Algum tempo antes, ele havia cavado um longo túnel debaixo da terra desde a sua casa até a casa do Rato do Campo; e Thumbelina e o Rato do Campo tinham permissão para caminhar por este túnel tanto quanto desejassem. Mas ele os alertou para que não ficassem com medo do pássaro morto que iriam encontrar no meio do túnel. Era um pássaro inteiro, tinha até asas e bico. Certamente ele deve ter morrido somente algum tempo antes do inverno começar, e agora estava enterrado bem no local onde o Toupeira havia construído a passagem.

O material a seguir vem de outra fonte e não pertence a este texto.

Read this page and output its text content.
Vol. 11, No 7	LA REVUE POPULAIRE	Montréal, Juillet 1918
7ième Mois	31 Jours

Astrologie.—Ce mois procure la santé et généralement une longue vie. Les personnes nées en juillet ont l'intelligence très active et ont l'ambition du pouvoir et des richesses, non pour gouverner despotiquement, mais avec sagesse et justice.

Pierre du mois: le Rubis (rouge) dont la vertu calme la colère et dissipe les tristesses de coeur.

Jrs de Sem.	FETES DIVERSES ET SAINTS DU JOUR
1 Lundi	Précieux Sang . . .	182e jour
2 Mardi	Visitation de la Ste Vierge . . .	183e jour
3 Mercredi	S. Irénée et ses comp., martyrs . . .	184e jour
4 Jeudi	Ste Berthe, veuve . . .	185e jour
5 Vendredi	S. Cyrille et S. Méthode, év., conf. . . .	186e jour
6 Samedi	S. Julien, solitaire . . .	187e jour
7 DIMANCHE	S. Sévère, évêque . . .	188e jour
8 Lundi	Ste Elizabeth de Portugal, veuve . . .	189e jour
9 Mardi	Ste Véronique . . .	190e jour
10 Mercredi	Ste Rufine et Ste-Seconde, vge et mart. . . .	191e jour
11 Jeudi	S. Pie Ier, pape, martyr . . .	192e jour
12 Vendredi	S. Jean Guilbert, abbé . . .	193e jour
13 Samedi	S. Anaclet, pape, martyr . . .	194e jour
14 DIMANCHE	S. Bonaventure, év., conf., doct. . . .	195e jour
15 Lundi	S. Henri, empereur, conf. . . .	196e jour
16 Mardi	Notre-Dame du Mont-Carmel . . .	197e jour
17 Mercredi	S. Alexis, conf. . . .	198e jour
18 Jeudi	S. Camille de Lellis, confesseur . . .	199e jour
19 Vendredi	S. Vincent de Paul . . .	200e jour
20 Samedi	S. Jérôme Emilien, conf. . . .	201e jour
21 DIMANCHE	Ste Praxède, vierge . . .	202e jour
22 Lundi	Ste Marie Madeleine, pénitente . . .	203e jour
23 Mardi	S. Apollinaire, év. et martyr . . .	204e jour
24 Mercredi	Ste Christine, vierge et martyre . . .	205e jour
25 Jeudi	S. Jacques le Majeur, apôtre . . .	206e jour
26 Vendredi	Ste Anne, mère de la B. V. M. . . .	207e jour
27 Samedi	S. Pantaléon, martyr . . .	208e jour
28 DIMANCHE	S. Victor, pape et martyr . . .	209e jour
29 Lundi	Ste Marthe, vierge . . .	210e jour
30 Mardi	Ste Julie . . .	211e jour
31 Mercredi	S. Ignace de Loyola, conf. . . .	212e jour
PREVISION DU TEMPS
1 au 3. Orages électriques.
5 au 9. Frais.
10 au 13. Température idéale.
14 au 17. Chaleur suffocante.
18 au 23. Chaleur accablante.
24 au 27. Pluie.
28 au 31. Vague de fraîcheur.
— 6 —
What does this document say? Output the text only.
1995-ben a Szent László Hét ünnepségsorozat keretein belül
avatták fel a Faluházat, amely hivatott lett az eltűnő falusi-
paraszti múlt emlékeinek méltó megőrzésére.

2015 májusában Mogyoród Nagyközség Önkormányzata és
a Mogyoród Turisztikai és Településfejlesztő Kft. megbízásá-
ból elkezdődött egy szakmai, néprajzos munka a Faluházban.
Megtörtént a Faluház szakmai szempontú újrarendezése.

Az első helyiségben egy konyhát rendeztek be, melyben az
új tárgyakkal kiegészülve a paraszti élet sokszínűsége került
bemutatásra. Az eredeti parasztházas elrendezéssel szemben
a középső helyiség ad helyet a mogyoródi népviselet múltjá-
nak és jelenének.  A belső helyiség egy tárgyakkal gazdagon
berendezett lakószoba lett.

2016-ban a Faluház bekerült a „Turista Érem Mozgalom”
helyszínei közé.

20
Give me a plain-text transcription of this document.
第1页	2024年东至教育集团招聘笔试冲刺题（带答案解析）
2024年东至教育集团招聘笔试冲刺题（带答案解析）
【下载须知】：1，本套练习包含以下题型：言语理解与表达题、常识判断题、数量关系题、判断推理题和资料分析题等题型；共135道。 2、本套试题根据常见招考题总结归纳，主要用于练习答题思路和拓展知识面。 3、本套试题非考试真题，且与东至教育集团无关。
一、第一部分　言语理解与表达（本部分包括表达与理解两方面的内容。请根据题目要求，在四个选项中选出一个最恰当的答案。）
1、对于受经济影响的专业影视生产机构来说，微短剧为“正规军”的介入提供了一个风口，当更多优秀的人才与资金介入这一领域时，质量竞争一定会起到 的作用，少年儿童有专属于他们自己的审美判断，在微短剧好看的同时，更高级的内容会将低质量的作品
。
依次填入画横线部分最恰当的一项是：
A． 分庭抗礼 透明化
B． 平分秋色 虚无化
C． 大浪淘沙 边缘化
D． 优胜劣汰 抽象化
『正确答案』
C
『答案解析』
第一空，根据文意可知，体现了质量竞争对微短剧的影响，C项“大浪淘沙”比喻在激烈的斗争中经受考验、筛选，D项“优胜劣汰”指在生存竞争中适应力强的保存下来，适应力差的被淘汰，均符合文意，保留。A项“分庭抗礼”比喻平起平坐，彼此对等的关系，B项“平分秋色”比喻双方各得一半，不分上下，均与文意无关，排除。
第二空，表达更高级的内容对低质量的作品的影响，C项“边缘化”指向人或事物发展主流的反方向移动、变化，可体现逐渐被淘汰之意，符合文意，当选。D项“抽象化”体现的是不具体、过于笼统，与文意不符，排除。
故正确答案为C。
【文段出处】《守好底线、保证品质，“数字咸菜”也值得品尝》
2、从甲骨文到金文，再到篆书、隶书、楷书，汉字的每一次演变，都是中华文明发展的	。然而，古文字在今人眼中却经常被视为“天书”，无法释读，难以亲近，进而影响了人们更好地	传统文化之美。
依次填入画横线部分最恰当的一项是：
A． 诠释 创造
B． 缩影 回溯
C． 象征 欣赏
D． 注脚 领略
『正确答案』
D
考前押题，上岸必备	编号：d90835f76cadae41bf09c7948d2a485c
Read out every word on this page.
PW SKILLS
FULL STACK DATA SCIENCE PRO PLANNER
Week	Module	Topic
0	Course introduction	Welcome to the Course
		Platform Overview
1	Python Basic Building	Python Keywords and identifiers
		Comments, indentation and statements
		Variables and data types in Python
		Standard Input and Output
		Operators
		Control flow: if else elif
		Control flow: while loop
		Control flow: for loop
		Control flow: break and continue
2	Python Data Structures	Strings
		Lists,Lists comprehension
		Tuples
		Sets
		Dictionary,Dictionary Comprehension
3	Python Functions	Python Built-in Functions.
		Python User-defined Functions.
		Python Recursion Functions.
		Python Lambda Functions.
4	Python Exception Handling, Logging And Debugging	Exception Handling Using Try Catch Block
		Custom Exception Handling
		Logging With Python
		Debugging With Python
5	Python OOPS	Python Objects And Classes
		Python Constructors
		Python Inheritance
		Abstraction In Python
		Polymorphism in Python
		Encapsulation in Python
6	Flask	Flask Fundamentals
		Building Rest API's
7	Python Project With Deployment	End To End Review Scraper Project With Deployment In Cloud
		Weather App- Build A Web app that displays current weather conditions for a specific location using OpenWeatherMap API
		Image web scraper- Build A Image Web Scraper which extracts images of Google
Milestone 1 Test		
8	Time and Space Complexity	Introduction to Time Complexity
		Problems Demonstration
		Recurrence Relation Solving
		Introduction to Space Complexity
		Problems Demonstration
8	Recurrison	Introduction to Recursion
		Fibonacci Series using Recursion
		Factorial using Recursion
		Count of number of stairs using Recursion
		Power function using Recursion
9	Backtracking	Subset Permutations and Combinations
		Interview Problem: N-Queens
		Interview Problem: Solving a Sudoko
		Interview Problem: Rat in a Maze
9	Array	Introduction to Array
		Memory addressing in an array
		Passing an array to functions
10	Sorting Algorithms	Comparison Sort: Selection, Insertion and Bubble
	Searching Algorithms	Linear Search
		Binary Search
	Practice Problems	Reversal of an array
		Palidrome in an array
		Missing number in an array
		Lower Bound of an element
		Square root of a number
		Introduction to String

O Toupeira pegou um pouco de madeira em decomposição na boca, porque a madeira brilha como fogo no escuro; e ele seguia na frente e iluminava o caminho para eles através do túnel longo e escuro. Quando eles chegaram ao local onde estava o pássaro morto, o Toupeira levantou o seu espaçoso nariz contra a parede do teto empurrando um pouco de terra, de modo que um buraco grande se formou, através do qual a claridade do dia podia brilhar. E no meio do caminho estava uma Andorinha morta, suas lindas asas pressionadas nas laterais do seu corpo, e tendo a cabeça e os pés escondidos debaixo de suas asas: a pobre ave certamente tinha morrido de frio.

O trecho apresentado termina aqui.